193 ODIN, Roger, De la fiction, 2000, p. 59

Roger Odin fait également référence à Karlheinz Stierle : « Si tout ce qui relève de la fiction était, par principe, différent de notre expérience du réel, s’il était donc rigoureusement impossible d’articuler la fiction à un concept de la réalité, elle ne pourrait alors, ni être articulée dans le langage, ni constituée dans la réception. »

STIERLE, Karlheinz, Réception et fiction, Poétique, n°39, 1979, p. 313 194 Roger Odin cite Rainer Warning.

Il est important de noter que si cet énonciateur réel existe, il est présupposé par le spectateur. La lecture fictionnalisante n’incite pas à s’interroger sur sa présence. L’énonciateur réel est masqué par l’énonciateur fictif.

Pour finir, la position d’énonciataire fictif, celle que le spectateur est invité à occuper lorsqu’il construit un récit et lui donne la sensation d’être située dans un ailleurs, l’encourage à « débrayer ses défenses ». Il est alors d’autant plus vulnérable aux valeurs proposées par le film.

Avant d’expliciter notre projet

Les sources citées ci-dessus ne servent pas toutes de la même manière notre réflexion et notre propos ; elles ne se situent pas au même niveau. Certaines favorisent la dimension épistémologique de notre recherche, d’autres influencent davantage l’aspect méthodologique ; pour finir, d’autres encore nous servent de cadre et de guide pour structurer et organiser notre propre entendement des phénomènes spécifiques liés à la réception filmique.

Nous devons noter que de très nombreuses autres références, dont certaines fondamentales, n’ont pas été explicitées dans cette partie. Nous choisissons de les introduire au moment particulier où nous devons les utiliser pour faire avancer notre construction. Nous pensons tout spécifiquement à Edward Branigan et à Jean-Pierre Esquenazi dont l’ouvrage « Film, perception et mémoire » a orienté et précisé notre compréhension du mouvement dans le film, de la double reconnaissance et de sa temporalité.

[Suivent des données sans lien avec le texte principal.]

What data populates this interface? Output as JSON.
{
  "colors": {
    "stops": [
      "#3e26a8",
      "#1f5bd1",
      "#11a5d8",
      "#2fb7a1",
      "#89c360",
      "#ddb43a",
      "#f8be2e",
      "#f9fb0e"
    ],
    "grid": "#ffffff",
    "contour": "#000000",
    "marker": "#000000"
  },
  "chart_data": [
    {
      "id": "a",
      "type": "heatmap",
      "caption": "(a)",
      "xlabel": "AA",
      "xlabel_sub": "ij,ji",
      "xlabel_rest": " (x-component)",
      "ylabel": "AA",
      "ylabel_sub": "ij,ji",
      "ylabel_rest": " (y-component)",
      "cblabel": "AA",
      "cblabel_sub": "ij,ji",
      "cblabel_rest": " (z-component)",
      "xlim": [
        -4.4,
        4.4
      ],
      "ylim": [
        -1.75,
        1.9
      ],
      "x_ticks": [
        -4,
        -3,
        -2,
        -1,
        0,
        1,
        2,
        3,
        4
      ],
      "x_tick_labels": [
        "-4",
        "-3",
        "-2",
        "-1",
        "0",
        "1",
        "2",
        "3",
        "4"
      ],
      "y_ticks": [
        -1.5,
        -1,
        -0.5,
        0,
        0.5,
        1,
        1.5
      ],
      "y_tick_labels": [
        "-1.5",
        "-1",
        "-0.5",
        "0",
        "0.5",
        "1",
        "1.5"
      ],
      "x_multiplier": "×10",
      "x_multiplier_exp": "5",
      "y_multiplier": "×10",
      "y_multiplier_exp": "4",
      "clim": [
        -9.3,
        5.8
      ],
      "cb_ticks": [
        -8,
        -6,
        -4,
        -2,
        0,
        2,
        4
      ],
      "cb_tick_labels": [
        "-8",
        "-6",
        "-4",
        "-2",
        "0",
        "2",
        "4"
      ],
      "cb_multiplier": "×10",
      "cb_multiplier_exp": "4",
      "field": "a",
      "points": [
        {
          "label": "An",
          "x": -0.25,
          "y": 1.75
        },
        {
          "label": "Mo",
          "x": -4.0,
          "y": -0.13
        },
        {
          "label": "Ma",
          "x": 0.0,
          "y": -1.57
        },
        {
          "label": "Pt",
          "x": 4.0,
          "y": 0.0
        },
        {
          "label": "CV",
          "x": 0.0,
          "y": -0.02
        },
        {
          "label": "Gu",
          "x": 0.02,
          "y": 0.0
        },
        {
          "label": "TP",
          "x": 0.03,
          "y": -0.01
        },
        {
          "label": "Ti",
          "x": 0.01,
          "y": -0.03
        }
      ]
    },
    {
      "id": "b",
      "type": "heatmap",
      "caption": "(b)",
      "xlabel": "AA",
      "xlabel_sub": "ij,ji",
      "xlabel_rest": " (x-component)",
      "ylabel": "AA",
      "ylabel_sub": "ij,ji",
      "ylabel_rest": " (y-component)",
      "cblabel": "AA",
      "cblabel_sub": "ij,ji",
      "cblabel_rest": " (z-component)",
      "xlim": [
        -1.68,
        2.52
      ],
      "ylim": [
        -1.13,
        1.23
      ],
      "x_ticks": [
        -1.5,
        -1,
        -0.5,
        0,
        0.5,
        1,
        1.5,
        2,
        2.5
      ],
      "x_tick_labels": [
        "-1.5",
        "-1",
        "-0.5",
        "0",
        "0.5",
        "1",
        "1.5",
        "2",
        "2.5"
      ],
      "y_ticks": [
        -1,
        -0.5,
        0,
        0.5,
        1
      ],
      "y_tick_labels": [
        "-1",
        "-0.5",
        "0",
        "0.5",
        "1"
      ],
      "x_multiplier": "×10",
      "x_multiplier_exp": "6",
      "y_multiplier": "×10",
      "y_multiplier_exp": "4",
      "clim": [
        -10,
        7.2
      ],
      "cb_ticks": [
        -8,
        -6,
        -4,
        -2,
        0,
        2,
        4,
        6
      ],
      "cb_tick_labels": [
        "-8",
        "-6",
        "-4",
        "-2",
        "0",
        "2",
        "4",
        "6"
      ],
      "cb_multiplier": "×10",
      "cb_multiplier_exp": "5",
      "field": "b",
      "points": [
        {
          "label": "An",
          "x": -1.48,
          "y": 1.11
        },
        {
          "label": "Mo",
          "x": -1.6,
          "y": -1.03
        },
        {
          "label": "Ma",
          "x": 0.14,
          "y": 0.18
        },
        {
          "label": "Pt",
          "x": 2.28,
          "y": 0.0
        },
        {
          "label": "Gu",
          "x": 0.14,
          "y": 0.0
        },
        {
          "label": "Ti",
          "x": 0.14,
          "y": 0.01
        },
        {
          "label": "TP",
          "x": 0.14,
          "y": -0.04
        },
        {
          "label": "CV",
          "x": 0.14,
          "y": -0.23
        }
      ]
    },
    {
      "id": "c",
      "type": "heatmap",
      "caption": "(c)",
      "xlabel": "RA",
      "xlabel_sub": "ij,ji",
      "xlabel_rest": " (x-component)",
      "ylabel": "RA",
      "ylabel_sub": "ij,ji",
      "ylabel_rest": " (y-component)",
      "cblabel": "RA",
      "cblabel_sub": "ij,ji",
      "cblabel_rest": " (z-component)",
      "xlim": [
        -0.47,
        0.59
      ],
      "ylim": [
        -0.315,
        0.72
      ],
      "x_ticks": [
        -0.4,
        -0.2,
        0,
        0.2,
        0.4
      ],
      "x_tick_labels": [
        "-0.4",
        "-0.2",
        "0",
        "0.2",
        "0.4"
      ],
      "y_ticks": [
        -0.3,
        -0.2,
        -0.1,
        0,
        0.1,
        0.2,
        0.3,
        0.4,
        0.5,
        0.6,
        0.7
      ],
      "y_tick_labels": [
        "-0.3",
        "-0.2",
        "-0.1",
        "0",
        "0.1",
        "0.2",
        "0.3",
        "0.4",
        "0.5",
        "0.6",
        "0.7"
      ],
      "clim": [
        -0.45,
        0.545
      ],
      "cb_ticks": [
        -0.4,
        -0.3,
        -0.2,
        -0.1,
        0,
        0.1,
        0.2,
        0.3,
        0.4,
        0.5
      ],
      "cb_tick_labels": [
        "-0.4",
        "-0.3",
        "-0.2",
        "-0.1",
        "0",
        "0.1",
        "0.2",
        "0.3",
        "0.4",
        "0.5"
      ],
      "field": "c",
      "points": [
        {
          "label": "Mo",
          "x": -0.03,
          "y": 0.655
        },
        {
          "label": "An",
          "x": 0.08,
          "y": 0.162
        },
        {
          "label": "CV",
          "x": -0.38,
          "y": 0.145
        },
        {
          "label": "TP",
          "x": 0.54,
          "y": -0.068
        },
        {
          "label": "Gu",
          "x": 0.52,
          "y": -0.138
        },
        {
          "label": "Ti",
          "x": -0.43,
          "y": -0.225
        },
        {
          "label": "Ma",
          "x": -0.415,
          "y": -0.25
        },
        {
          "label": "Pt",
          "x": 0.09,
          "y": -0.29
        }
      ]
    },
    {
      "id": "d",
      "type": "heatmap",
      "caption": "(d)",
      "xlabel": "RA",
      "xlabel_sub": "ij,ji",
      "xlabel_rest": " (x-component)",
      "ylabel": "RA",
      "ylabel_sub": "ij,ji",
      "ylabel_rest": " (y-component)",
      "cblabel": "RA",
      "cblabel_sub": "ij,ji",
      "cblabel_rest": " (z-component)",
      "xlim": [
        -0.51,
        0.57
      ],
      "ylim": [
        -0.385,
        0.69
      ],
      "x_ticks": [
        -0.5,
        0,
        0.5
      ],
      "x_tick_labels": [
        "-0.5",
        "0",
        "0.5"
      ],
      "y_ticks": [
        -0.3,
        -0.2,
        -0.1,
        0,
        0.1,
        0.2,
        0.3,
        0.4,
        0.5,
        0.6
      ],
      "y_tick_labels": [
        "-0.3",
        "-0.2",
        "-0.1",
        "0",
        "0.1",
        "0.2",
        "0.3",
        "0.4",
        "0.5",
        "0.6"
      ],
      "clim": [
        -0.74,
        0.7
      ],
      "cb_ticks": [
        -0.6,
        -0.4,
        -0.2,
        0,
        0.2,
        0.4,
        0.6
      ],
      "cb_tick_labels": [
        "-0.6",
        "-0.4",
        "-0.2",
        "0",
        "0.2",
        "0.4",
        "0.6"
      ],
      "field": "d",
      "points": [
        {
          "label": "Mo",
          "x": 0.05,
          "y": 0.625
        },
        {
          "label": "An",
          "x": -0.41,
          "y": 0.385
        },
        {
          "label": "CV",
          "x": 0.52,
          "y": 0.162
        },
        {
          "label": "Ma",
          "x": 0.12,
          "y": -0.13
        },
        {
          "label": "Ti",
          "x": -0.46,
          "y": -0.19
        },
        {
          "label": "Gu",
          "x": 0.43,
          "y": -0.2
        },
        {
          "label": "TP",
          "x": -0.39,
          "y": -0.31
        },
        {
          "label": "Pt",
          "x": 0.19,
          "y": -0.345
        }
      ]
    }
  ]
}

Chapitre II Projet et méthode

Notre première intention, au sujet de l’organisation de ce chapitre, consistait à séparer en deux parties distinctes, d’une part nos ambitions et nos objectifs et, d’autre part notre démarche et notre organisation de travail. Or, ces deux parties se révèlent trop étroitement liées, la seconde répondant presque à chacun des positionnements de la première.

Nous choisissons de tenter de les imbriquer davantage en articulant les deux aspects, projet et méthode. Dans les pages suivantes, cette organisation conduit à préciser pas à pas nos intentions, et à exprimer, à chaque nouvelle avancée, le programme des actions méthodologiques en relation avec ces choix ou tout au moins les choix organisationnels qui en découlent.

Or, la définition des options de ce travail s’appuie aussi grandement sur les référents théoriques précédemment cités et sur d’autres à venir en particulier ceux, liés à la pensée phénoménologique et à l’approche systémique. Au travers de la définition de ces différents axes, nous décrivons des spécificités, tant sur l’objet de recherche que sur la manière de l’observer ou d’en faire émerger des résultats.

Par ailleurs, nous nous permettons de nous introduire nous-même dans la recherche et à ce titre de préciser succinctement notre parcours et en quoi il interfère avec les intentions et potentiellement les résultats.

Cependant, avant de rentrer dans cette logique où les objets des investigations et la façon de les aborder se répondent, nous souhaitons tout de même, dans un premier temps, clarifier notre propos, spécifier notre recherche, orienter la trame de nos écrits et aiguiller brièvement notre lecteur en direction des orientations principales vers lesquelles nous souhaitons tendre.

A la fin de ce chapitre, en réponse aux fondements méthodologiques posés dans cette recherche et à la manière de les aborder, nous présentons la structure de la deuxième partie, centrale dans les résultats de ces travaux.